We estimate that another billion courses of vaccine capacity is worth $1 trillion of additional global benefits, and could accelerate vaccination by two months for rich countries and five months for the world. This $1 trillion—$1,000 for each additional course—would be much higher if the pandemic takes a turn for the worse—if, say, new variants require fresh vaccination or some vaccine manufacturers hit production snags.
Is it physically possible to build more capacity? We don’t know how much more can be built and how quickly, but the global benefits of capacity—$5,800 for every vaccination course overall, and $1,000 for incremental capacity—far exceed the prices paid to firms in deals to date, between $6 and $40 a course. This means that private incentives are a fraction of the social value at stake.

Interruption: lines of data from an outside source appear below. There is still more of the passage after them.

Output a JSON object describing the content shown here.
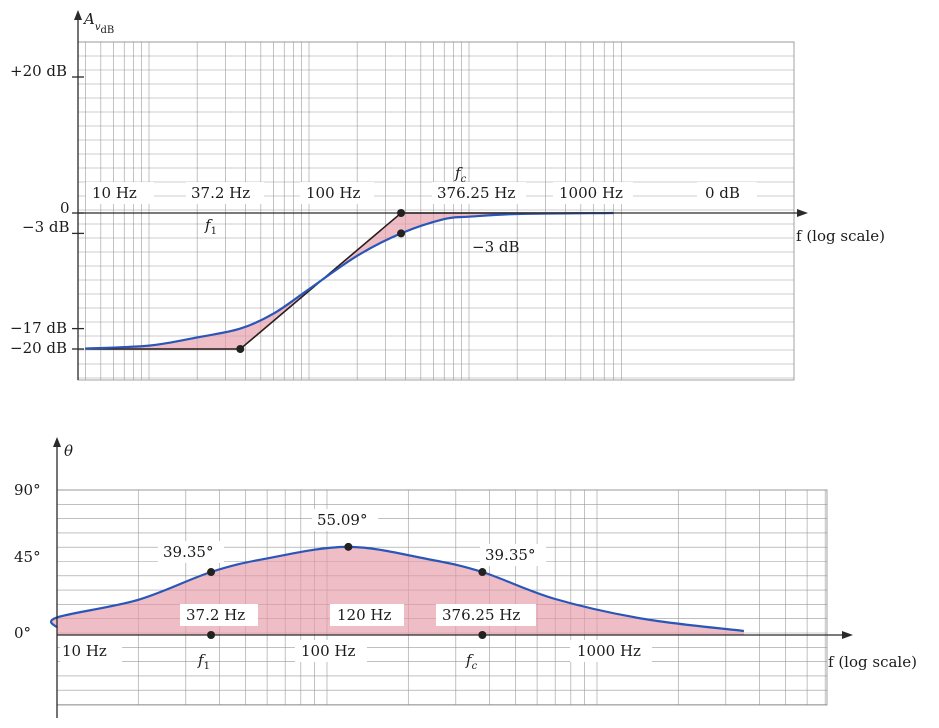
{
  "colors": {
    "curve": "#2a56b8",
    "asymptote": "#2b1d1d",
    "shading": "#e59aa6"
  },
  "chart_data": [
    {
      "type": "line",
      "title": "",
      "xscale": "log",
      "xlabel": "f (log scale)",
      "ylabel": {
        "main": "A",
        "sub": "v",
        "subsub": "dB"
      },
      "ylim": [
        -20,
        20
      ],
      "y_ticks": [
        "+20 dB",
        "0",
        "−3 dB",
        "−17 dB",
        "−20 dB"
      ],
      "x_ticks": [
        "10 Hz",
        "37.2 Hz",
        "100 Hz",
        "376.25 Hz",
        "1000 Hz"
      ],
      "grid": true,
      "corner_freqs": {
        "f1": 37.2,
        "fc": 376.25
      },
      "series": [
        {
          "x": [
            4,
            10,
            20,
            37.2,
            60,
            100,
            200,
            376.25,
            700,
            1000,
            2000,
            8000
          ],
          "y": [
            -19.92,
            -19.5,
            -18.3,
            -17,
            -14.8,
            -11.2,
            -6.3,
            -3,
            -0.9,
            -0.55,
            -0.15,
            0
          ]
        },
        {
          "x": [
            4,
            37.2,
            376.25,
            8000
          ],
          "y": [
            -20,
            -20,
            0,
            0
          ]
        }
      ],
      "annotations": {
        "fc": "f",
        "fc_sub": "c",
        "f1": "f",
        "f1_sub": "1",
        "minus3": "−3 dB",
        "zero_db": "0 dB"
      }
    },
    {
      "type": "line",
      "title": "",
      "xscale": "log",
      "xlabel": "f (log scale)",
      "ylabel": "θ",
      "ylim": [
        0,
        90
      ],
      "y_ticks": [
        "90°",
        "45°",
        "0°"
      ],
      "x_ticks": [
        "10 Hz",
        "100 Hz",
        "1000 Hz"
      ],
      "grid": true,
      "series": [
        {
          "x": [
            4,
            10,
            20,
            37.2,
            60,
            120,
            240,
            376.25,
            700,
            1500,
            3500
          ],
          "y": [
            4.6,
            11,
            22,
            39.35,
            47.9,
            55.09,
            47.2,
            39.35,
            22.5,
            10,
            2.5
          ]
        }
      ],
      "points": [
        {
          "x": 37.2,
          "y": 39.35,
          "label": "39.35°"
        },
        {
          "x": 120,
          "y": 55.09,
          "label": "55.09°"
        },
        {
          "x": 376.25,
          "y": 39.35,
          "label": "39.35°"
        }
      ],
      "annotations": {
        "f1_freq": "37.2 Hz",
        "peak_freq": "120 Hz",
        "fc_freq": "376.25 Hz",
        "f1": "f",
        "f1_sub": "1",
        "fc": "f",
        "fc_sub": "c"
      }
    }
  ]
}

Private incentives may be particularly poor when it comes to speed. Consider a firm that will vaccinate one billion people at a fixed price of $40 each. The firm earns the same $40 billion whether it supplies the billion courses in a single month or stretched over a year. But doing it in a month requires 12 times the capacity costs. If you are wondering why vaccination is taking so long, this is the basic economic reason.
…The recent announcement that Merck will produce the Johnson & Johnson vaccine is a great example of finding a creative way to build more capacity. We don’t have specific production numbers for this deal. But suppose deals like this one could create an additional 40 million courses a month for the U.S., starting in April. Our analysis suggests that such a capacity increase is worth $136 billion to the U.S. and allows Americans to be vaccinated by June instead of August. If this new capacity is donated to the world after the U.S. is finished using it, it would generate more than $500 billion in total global benefits and accelerate global vaccination by nearly three months.
There are also options for stretching what exists: delaying the second of two doses, giving only one dose to those previously infected, or using lower-dose regimens. If it turns out that half doses are almost as effective as full doses, or a single dose is almost as effective as a two-dose course, capacity would effectively double overnight—which our analysis suggests is worth several trillion dollars.